Warren's Abstract Machine: A Tutorial Reconstruction
Author : Hassan Aït-Kaci
, School of Computing Science
, Simon Fraser University
ISBN : 0-262-51058-8
Publisher : MIT Press
Publication Date : February 1999
Terms and Conditions:
|Hassan Aït-Kaci wrote:
|I now own the copyright and do not mind distributing it for free to anyone who wants to use it for non-commercial purposes.
In 1983, David H. D. Warren designed an abstract machine for the execution of Prolog consisting of a memory architecture and an instruction set. This design became known as the Warren Abstract Machine (WAM)
and has become the de facto standard for implementing Prolog
compilers. Warren described the WAM in a minimalist's style, making understanding very difficult for the average reader, even with a foreknowledge of Prolog's operations. Too much is left untold, and very little is justified in clear terms.
This monograph serves as a definitive tutorial on the WAM. It has been kept deliberately short and for reasons pertaining to the specificity of the topic covered, it was purposefully decided not to structure it as a real textbook, with abundant exercises and lengthy comments. The point is to make the WAM explicit as it was conceived by David H. D. Warren and to justify its workings to the reader with convincing, albeit informal, explanations. The few proposed exercises are meant more as an aid for understanding than as food for further thoughts.
The reader may find, at points, that some design decisions, clearly correct as they may be, appear arbitrarily chosen among potentially many other alternatives, some of which he or she might favor over what is described. Also, one may feel that this or that detail could be "simplified" in some local or global way. Regarding this, this book underscores two points: (1) it chooses to follow Warren's original design and terminology, describing what he did as faithfully as possible; and, (2) it warns against the casual thinking up of alterations that, although that may appear to be "smarter" from a local standpoint, will generally bear subtle global consequences interfering with other decisions or optimizations made elsewhere in the design. This being said, this book did depart in some marginal way from a few original WAM details. However, where this book's deviations from the original conception are proposed, an explicit mention will be made and a justification given.

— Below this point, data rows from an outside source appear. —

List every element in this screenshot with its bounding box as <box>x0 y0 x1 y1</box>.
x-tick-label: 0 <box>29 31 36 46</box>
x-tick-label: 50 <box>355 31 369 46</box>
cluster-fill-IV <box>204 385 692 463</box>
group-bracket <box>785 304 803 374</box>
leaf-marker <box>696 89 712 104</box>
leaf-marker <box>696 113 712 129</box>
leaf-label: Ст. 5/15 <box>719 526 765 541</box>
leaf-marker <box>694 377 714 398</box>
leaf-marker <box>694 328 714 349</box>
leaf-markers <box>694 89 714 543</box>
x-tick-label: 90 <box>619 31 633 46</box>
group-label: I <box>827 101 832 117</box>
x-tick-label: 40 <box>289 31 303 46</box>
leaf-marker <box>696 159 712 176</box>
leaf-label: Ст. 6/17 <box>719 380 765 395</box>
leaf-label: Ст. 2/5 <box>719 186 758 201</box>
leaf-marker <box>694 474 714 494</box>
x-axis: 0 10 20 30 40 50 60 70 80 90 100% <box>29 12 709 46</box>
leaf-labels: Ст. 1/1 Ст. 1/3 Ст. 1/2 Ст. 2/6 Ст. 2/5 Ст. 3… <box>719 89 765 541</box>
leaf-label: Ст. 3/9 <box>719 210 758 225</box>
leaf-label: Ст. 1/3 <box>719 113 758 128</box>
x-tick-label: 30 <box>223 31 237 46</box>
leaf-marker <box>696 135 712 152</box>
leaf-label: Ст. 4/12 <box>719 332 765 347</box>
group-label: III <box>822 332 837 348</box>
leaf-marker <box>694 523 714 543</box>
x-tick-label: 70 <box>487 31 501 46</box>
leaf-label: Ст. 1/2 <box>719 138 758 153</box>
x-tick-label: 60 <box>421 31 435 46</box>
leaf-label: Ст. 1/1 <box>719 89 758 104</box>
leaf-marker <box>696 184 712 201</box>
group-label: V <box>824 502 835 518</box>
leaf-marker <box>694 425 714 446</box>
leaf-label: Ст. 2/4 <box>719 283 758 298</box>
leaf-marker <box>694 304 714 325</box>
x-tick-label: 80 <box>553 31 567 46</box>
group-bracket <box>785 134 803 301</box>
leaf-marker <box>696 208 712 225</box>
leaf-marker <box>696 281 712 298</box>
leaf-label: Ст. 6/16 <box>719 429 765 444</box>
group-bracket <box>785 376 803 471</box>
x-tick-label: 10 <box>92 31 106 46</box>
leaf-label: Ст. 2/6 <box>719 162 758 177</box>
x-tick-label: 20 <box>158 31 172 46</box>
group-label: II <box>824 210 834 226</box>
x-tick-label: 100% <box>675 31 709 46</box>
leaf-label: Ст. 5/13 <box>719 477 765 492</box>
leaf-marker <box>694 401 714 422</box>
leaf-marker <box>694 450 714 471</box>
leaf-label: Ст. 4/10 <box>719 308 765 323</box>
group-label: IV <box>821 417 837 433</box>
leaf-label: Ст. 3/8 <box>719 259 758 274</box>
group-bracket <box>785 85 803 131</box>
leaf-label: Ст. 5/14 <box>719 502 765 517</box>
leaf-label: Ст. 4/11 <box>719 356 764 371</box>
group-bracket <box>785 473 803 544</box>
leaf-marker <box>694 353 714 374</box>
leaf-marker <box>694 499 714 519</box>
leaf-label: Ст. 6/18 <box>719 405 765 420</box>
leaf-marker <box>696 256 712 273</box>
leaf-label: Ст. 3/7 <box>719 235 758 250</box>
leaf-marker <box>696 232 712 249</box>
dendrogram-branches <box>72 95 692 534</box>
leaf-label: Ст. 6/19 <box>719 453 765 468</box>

It is expected that the reader already has a basic understanding of the operational semantics of Prolog in particular, of unification and backtracking. Nevertheless, to make this work also profitable to readers lacking this background, this book also provides a quick summary of the necessary Prolog notions in Appendix A. As for notation, this book implicitly uses the syntax of so-called Edinburgh Prolog, which is recalled in that appendix. Finally, Appendix B contains a recapitulation of all explicit definitions implementing the full WAM instruction set and its architecture so as to serve as a complete and concise summary.